LE GRAND DÉPART DE NOTRE AMI MICHEL

    Il s’est embarqué sur l’une de ses jolies maquettes, un terre-neuvier ou  un trois-mâts barque, vers les brumes froides et les mers métalliques du grand banc ou du bonnet flamand.

    Michel était de ceux qui, façonnés par les épreuves, avait à cœur de donner à chacun un peu de joie, aux marins embarqués une fournée spéciale de croissants un dimanche en mer, aux amoureux de vieille marine la reproduction au millimètre de leur propre bateau (merci pour la belle Antoinette et la jolie Marie-Louise), du temps pour ses petits-enfants et tant d’amour pour Michèle et leurs filles.

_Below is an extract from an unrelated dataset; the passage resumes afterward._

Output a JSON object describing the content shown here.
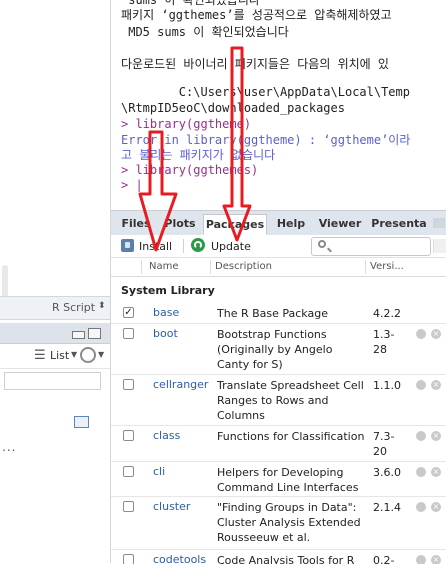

   Qui pouvait imaginer qu’une carrure aussi formidable et des doigts aussi puissants arrivent à réaliser, avec des bouts de riens récupérés sur d’improbables restes, un casier à homards de la taille d’un dé sans qu’il y manque une anse, un transfilage dans des poulies faites entièrement au couteau et qu’il n’y manque pas une couille de chat ?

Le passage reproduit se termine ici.